Planning a website properly is vital and there are many things to consider. The primary consideration is your user. Of course, it’s important that your site looks impressive but it’s the user’s experience that will determine how long they stay on your website and, ultimately, if they make that all important enquiry to your business.
Visitors to your site will make a split second decision, either consciously or subconsciously, based on the appearance of your site. Thereafter, you have roughly five seconds to convince them to stay and delve further (scientists have done tests!!). The internet has made us all fantastically lazy as regards finding information. If we can’t find what we’re looking for quickly enough we leave the website and visit another.

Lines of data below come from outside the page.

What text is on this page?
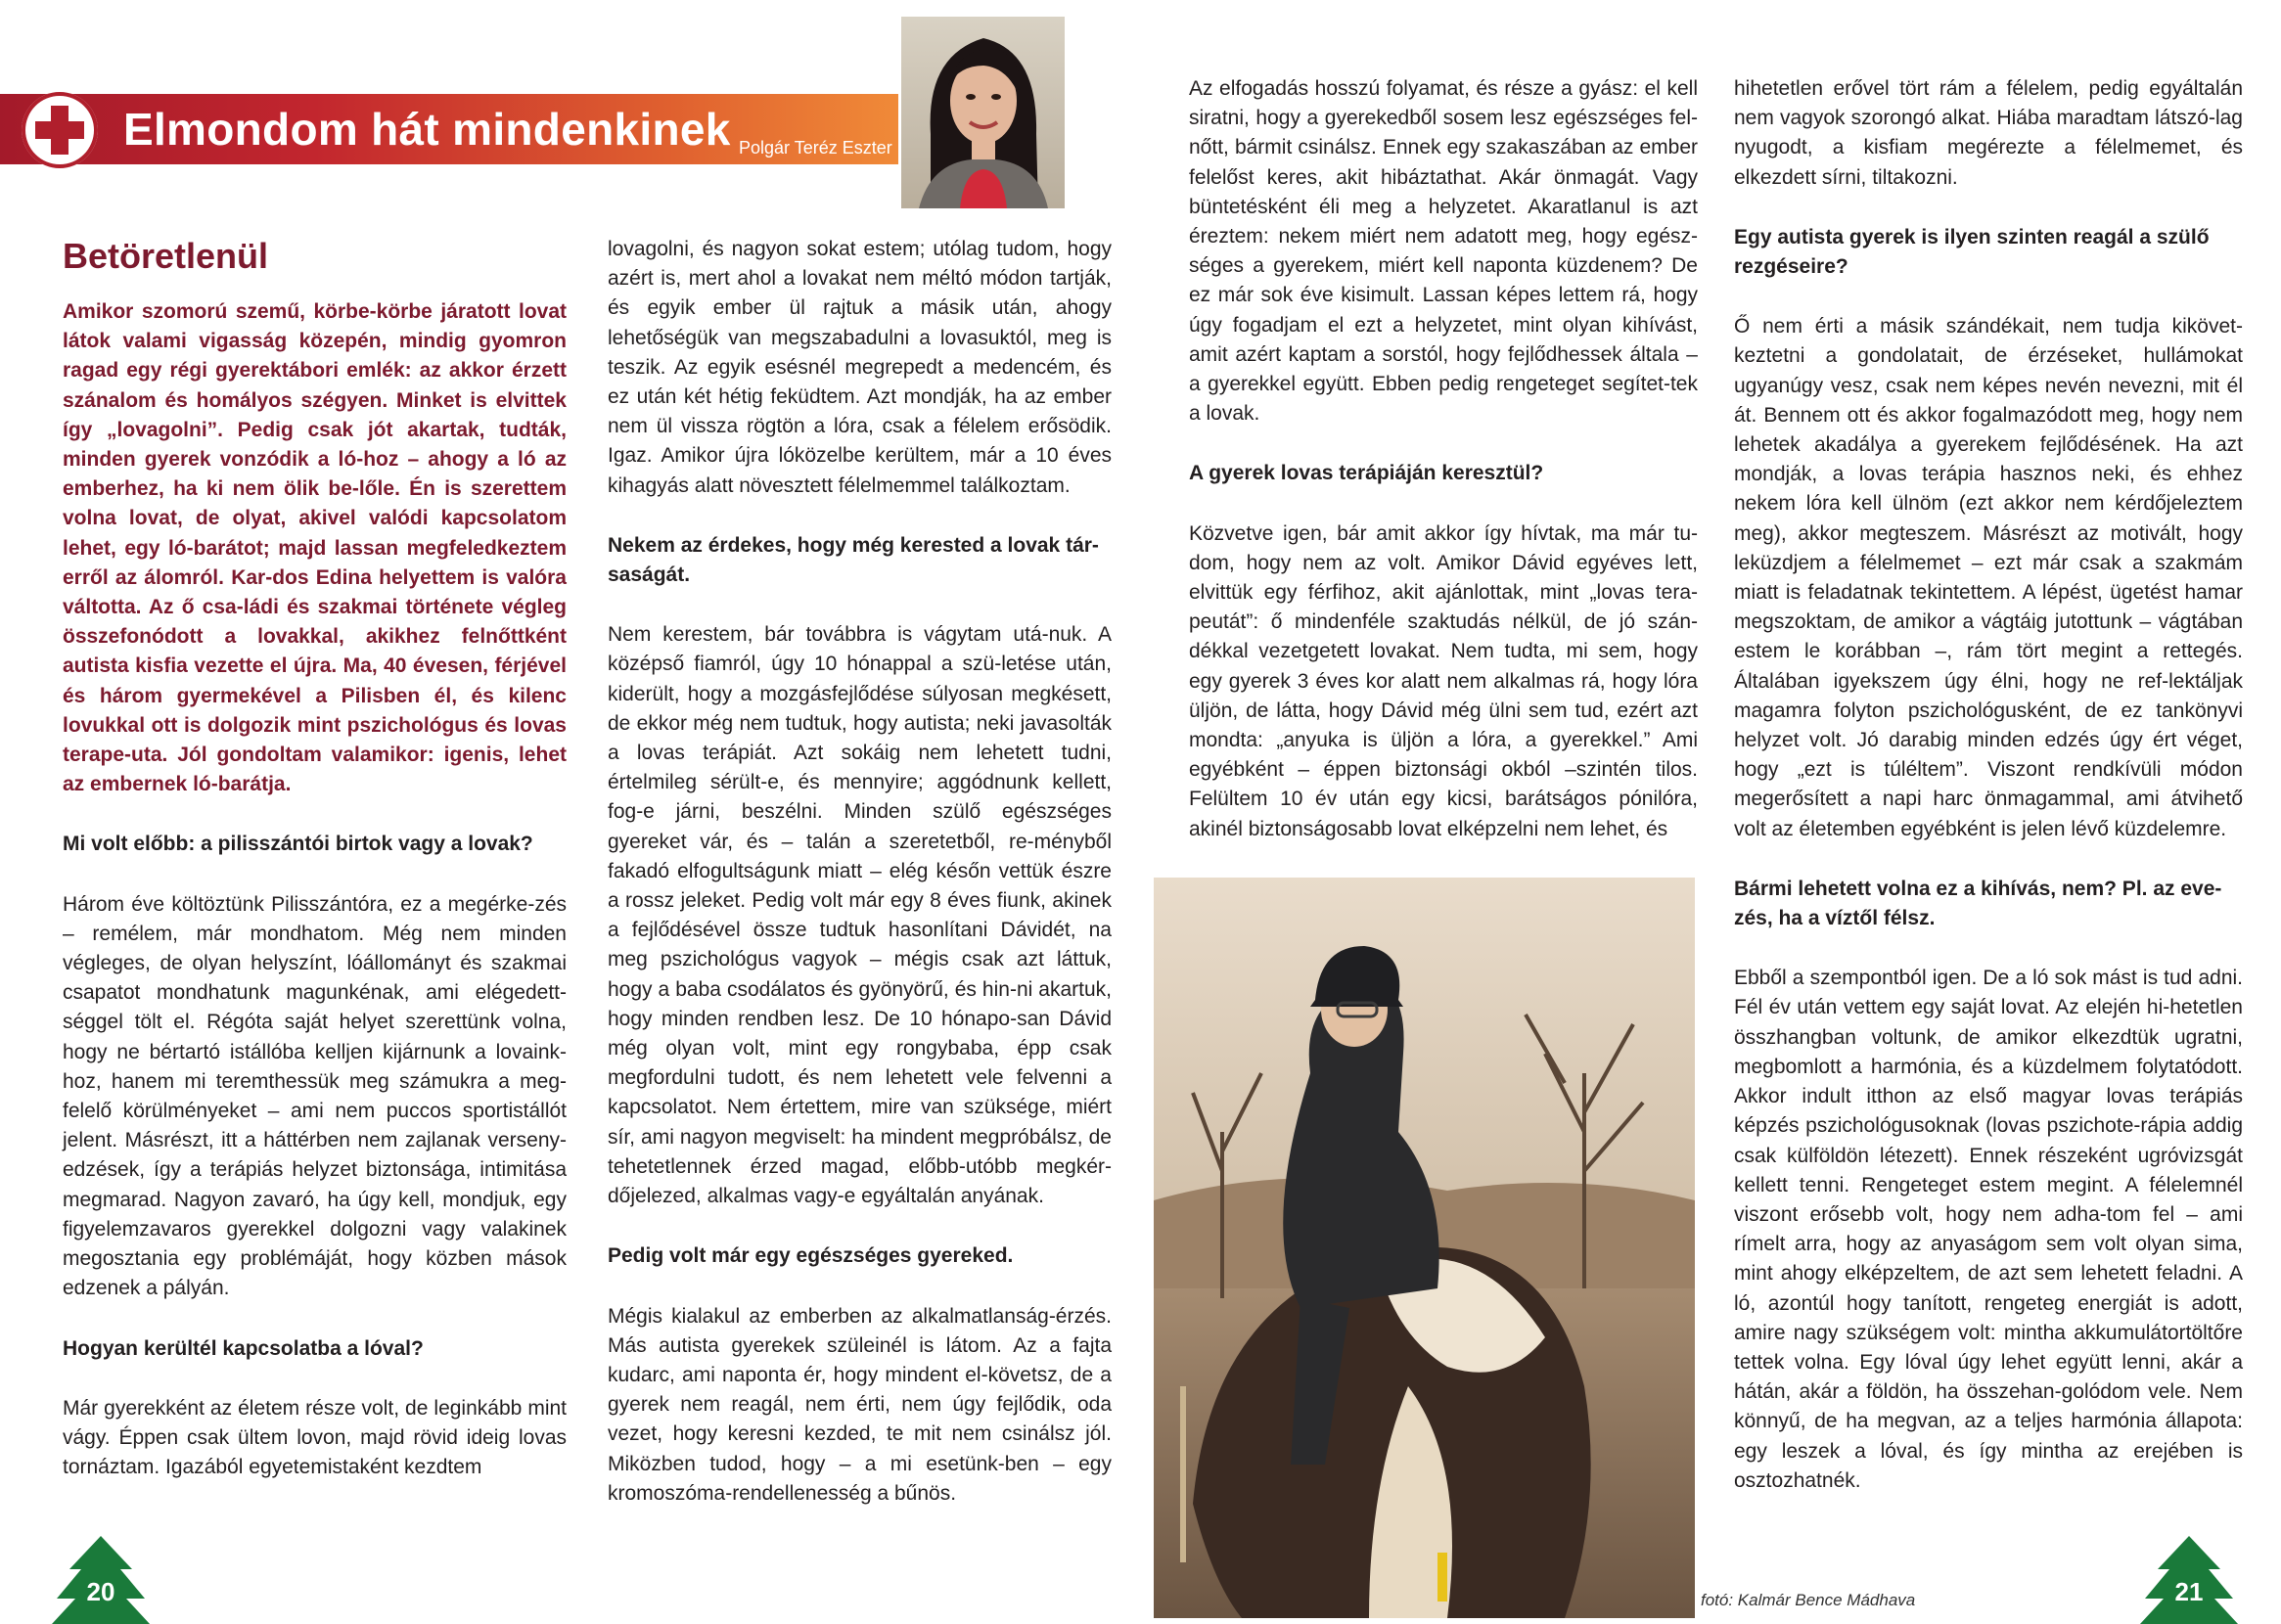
Elmondom hát mindenkinek Polgár Teréz Eszter

Betöretlenül

Amikor szomorú szemű, körbe-körbe járatott lovat látok valami vigasság közepén, mindig gyomron ragad egy régi gyerektábori emlék: az akkor érzett szánalom és homályos szégyen. Minket is elvittek így „lovagolni”. Pedig csak jót akartak, tudták, minden gyerek vonzódik a ló-hoz – ahogy a ló az emberhez, ha ki nem ölik be-lőle. Én is szerettem volna lovat, de olyat, akivel valódi kapcsolatom lehet, egy ló-barátot; majd lassan megfeledkeztem erről az álomról. Kar-dos Edina helyettem is valóra váltotta. Az ő csa-ládi és szakmai története végleg összefonódott a lovakkal, akikhez felnőttként autista kisfia vezette el újra. Ma, 40 évesen, férjével és három gyermekével a Pilisben él, és kilenc lovukkal ott is dolgozik mint pszichológus és lovas terape-uta. Jól gondoltam valamikor: igenis, lehet az embernek ló-barátja.

Mi volt előbb: a pilisszántói birtok vagy a lovak?

Három éve költöztünk Pilisszántóra, ez a megérke-zés – remélem, már mondhatom. Még nem minden végleges, de olyan helyszínt, lóállományt és szakmai csapatot mondhatunk magunkénak, ami elégedett-séggel tölt el. Régóta saját helyet szerettünk volna, hogy ne bértartó istállóba kelljen kijárnunk a lovaink-hoz, hanem mi teremthessük meg számukra a meg-felelő körülményeket – ami nem puccos sportistállót jelent. Másrészt, itt a háttérben nem zajlanak verseny-edzések, így a terápiás helyzet biztonsága, intimitása megmarad. Nagyon zavaró, ha úgy kell, mondjuk, egy figyelemzavaros gyerekkel dolgozni vagy valakinek megosztania egy problémáját, hogy közben mások edzenek a pályán.

Hogyan kerültél kapcsolatba a lóval?

Már gyerekként az életem része volt, de leginkább mint vágy. Éppen csak ültem lovon, majd rövid ideig lovas tornáztam. Igazából egyetemistaként kezdtem

lovagolni, és nagyon sokat estem; utólag tudom, hogy azért is, mert ahol a lovakat nem méltó módon tartják, és egyik ember ül rajtuk a másik után, ahogy lehetőségük van megszabadulni a lovasuktól, meg is teszik. Az egyik esésnél megrepedt a medencém, és ez után két hétig feküdtem. Azt mondják, ha az ember nem ül vissza rögtön a lóra, csak a félelem erősödik. Igaz. Amikor újra lóközelbe kerültem, már a 10 éves kihagyás alatt növesztett félelmemmel találkoztam.

Nekem az érdekes, hogy még kerested a lovak tár-saságát.

Nem kerestem, bár továbbra is vágytam utá-nuk. A középső fiamról, úgy 10 hónappal a szü-letése után, kiderült, hogy a mozgásfejlődése súlyosan megkésett, de ekkor még nem tudtuk, hogy autista; neki javasolták a lovas terápiát. Azt sokáig nem lehetett tudni, értelmileg sérült-e, és mennyire; aggódnunk kellett, fog-e járni, beszélni. Minden szülő egészséges gyereket vár, és – talán a szeretetből, re-ményből fakadó elfogultságunk miatt – elég későn vettük észre a rossz jeleket. Pedig volt már egy 8 éves fiunk, akinek a fejlődésével össze tudtuk hasonlítani Dávidét, na meg pszichológus vagyok – mégis csak azt láttuk, hogy a baba csodálatos és gyönyörű, és hin-ni akartuk, hogy minden rendben lesz. De 10 hónapo-san Dávid még olyan volt, mint egy rongybaba, épp csak megfordulni tudott, és nem lehetett vele felvenni a kapcsolatot. Nem értettem, mire van szüksége, miért sír, ami nagyon megviselt: ha mindent megpróbálsz, de tehetetlennek érzed magad, előbb-utóbb megkér-dőjelezed, alkalmas vagy-e egyáltalán anyának.

Pedig volt már egy egészséges gyereked.

Mégis kialakul az emberben az alkalmatlanság-érzés. Más autista gyerekek szüleinél is látom. Az a fajta kudarc, ami naponta ér, hogy mindent el-követsz, de a gyerek nem reagál, nem érti, nem úgy fejlődik, oda vezet, hogy keresni kezded, te mit nem csinálsz jól. Miközben tudod, hogy – a mi esetünk-ben – egy kromoszóma-rendellenesség a bűnös.

Az elfogadás hosszú folyamat, és része a gyász: el kell siratni, hogy a gyerekedből sosem lesz egészséges fel-nőtt, bármit csinálsz. Ennek egy szakaszában az ember felelőst keres, akit hibáztathat. Akár önmagát. Vagy büntetésként éli meg a helyzetet. Akaratlanul is azt éreztem: nekem miért nem adatott meg, hogy egész-séges a gyerekem, miért kell naponta küzdenem? De ez már sok éve kisimult. Lassan képes lettem rá, hogy úgy fogadjam el ezt a helyzetet, mint olyan kihívást, amit azért kaptam a sorstól, hogy fejlődhessek általa – a gyerekkel együtt. Ebben pedig rengeteget segítet-tek a lovak.

A gyerek lovas terápiáján keresztül?

Közvetve igen, bár amit akkor így hívtak, ma már tu-dom, hogy nem az volt. Amikor Dávid egyéves lett, elvittük egy férfihoz, akit ajánlottak, mint „lovas tera-peutát”: ő mindenféle szaktudás nélkül, de jó szán-dékkal vezetgetett lovakat. Nem tudta, mi sem, hogy egy gyerek 3 éves kor alatt nem alkalmas rá, hogy lóra üljön, de látta, hogy Dávid még ülni sem tud, ezért azt mondta: „anyuka is üljön a lóra, a gyerekkel.” Ami egyébként – éppen biztonsági okból –szintén tilos. Felültem 10 év után egy kicsi, barátságos pónilóra, akinél biztonságosabb lovat elképzelni nem lehet, és

hihetetlen erővel tört rám a félelem, pedig egyáltalán nem vagyok szorongó alkat. Hiába maradtam látszó-lag nyugodt, a kisfiam megérezte a félelmemet, és elkezdett sírni, tiltakozni.

Egy autista gyerek is ilyen szinten reagál a szülő rezgéseire?

Ő nem érti a másik szándékait, nem tudja kikövet-keztetni a gondolatait, de érzéseket, hullámokat ugyanúgy vesz, csak nem képes nevén nevezni, mit él át. Bennem ott és akkor fogalmazódott meg, hogy nem lehetek akadálya a gyerekem fejlődésének. Ha azt mondják, a lovas terápia hasznos neki, és ehhez nekem lóra kell ülnöm (ezt akkor nem kérdőjeleztem meg), akkor megteszem. Másrészt az motivált, hogy leküzdjem a félelmemet – ezt már csak a szakmám miatt is feladatnak tekintettem. A lépést, ügetést hamar megszoktam, de amikor a vágtáig jutottunk – vágtában estem le korábban –, rám tört megint a rettegés. Általában igyekszem úgy élni, hogy ne ref-lektáljak magamra folyton pszichológusként, de ez tankönyvi helyzet volt. Jó darabig minden edzés úgy ért véget, hogy „ezt is túléltem”. Viszont rendkívüli módon megerősített a napi harc önmagammal, ami átvihető volt az életemben egyébként is jelen lévő küzdelemre.

Bármi lehetett volna ez a kihívás, nem? Pl. az eve-zés, ha a víztől félsz.

Ebből a szempontból igen. De a ló sok mást is tud adni. Fél év után vettem egy saját lovat. Az elején hi-hetetlen összhangban voltunk, de amikor elkezdtük ugratni, megbomlott a harmónia, és a küzdelmem folytatódott. Akkor indult itthon az első magyar lovas terápiás képzés pszichológusoknak (lovas pszichote-rápia addig csak külföldön létezett). Ennek részeként ugróvizsgát kellett tenni. Rengeteget estem megint. A félelemnél viszont erősebb volt, hogy nem adha-tom fel – ami rímelt arra, hogy az anyaságom sem volt olyan sima, mint ahogy elképzeltem, de azt sem lehetett feladni. A ló, azontúl hogy tanított, rengeteg energiát is adott, amire nagy szükségem volt: mintha akkumulátortöltőre tettek volna. Egy lóval úgy lehet együtt lenni, akár a hátán, akár a földön, ha összehan-golódom vele. Nem könnyű, de ha megvan, az a teljes harmónia állapota: egy leszek a lóval, és így mintha az erejében is osztozhatnék.

fotó: Kalmár Bence Mádhava
20	21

Think about your own browsing habits and how quickly you become frustrated with not being able to immediately find what you’re looking for on a website and then try another one.

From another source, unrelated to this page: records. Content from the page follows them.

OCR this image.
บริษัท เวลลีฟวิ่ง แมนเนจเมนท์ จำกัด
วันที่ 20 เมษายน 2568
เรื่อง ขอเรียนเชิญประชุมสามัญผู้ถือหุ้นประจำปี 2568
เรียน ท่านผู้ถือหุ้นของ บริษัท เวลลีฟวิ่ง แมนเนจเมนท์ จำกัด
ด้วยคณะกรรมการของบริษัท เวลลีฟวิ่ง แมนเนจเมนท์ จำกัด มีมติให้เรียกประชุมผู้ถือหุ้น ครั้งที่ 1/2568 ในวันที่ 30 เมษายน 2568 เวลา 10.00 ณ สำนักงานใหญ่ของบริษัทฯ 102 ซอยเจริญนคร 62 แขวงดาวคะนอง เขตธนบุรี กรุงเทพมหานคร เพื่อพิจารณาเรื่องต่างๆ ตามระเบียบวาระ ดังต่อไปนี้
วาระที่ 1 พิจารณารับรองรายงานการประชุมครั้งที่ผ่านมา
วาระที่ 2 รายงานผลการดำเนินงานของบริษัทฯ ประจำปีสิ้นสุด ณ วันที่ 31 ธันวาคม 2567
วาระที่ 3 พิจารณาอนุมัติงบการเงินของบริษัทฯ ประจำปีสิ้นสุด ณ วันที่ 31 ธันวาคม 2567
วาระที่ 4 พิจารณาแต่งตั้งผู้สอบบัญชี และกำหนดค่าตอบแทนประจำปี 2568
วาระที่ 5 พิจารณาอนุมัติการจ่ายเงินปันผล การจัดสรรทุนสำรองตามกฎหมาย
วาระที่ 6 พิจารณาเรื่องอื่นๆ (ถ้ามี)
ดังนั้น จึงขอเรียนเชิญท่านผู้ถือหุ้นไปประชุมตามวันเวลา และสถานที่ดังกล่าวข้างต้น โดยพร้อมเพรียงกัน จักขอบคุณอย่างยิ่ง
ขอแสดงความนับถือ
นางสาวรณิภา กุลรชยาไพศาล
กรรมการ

Content is also king. Nice clean homepages with succinct splashes work well. Home pages where you have to scroll… scroll… scroll… and scrooooolllllll again are, at best, ugly and at worst, completely ineffective because no one is going to read that amount of text. Therefore, your message hasn’t been received. If you can say it in 100 words and an image, don’t use 1000; effectively convey enough to give users what they want, whet their appetites and leave them wanting to find out more. That’s when they’ll drill down into your site.
Site structure is also an important consideration. Why have twenty pages of services with one paragraph on each when you could trim it down to five, group your services into descriptive umbrellas, streamline your content, use splashes, images, calls to action and bullet lists? Don’t make your users work too hard – they won’t like you for it or your business. Enormous megamenus may look pretty but really your trying to enable the user to find what they’re looking for. Is there a better way of doing it?
It’s definitely an art form getting these things to work in sync and work together to get the best out of your website. But a good way to think of it is that it’s not your website, it’s your users’. If you were the user, what kind of experience would you want? You know all about your products, services and your message but begin by assuming that the people who require your services know nothing. Make it simple for them, educate without being patronising and above all keep it jargon free and technically simple. If I filled my website up waxing lyrical about jQuery, APIs and the amazing advances in CSS and why you should be impressed with my apparent massive knowledge, I’d lose a lot of interest. Quite rightly. Crucially, don’t plan on including anything on the site that doesn’t serve a purpose in some way. It’s like a huge clump of curly-leaf parsley or some other form of unnecessary ancillary garnish with your meal in a restaurant – if you can’t eat it, why is it there?
So, it’s worthwhile planning your site properly from the grassroots to where you think it will be in a few year’s time. You wouldn’t spend a skipload of money on a car that probably won’t make it through the next MOT so why spend money on a website that won’t work this time next year either? A rubbish car and a website cost about the same. Your return on investment is key and this return will come from the people who use your site, have a decent time when they’re visiting and then pay you money for your services.
So, going back to the CSS3 animated moving clouds business. Are they needed? Are they just unnecessary ancillary garnish? Something on the plate that can’t be eaten? No, they do serve a purpose. There’s a good chance that they’ll make a web visitor smile, say “Oooh, they’re cute,” and get them past the five second hurdle. Surely that’s worth it – and, actually, they are pretty cute.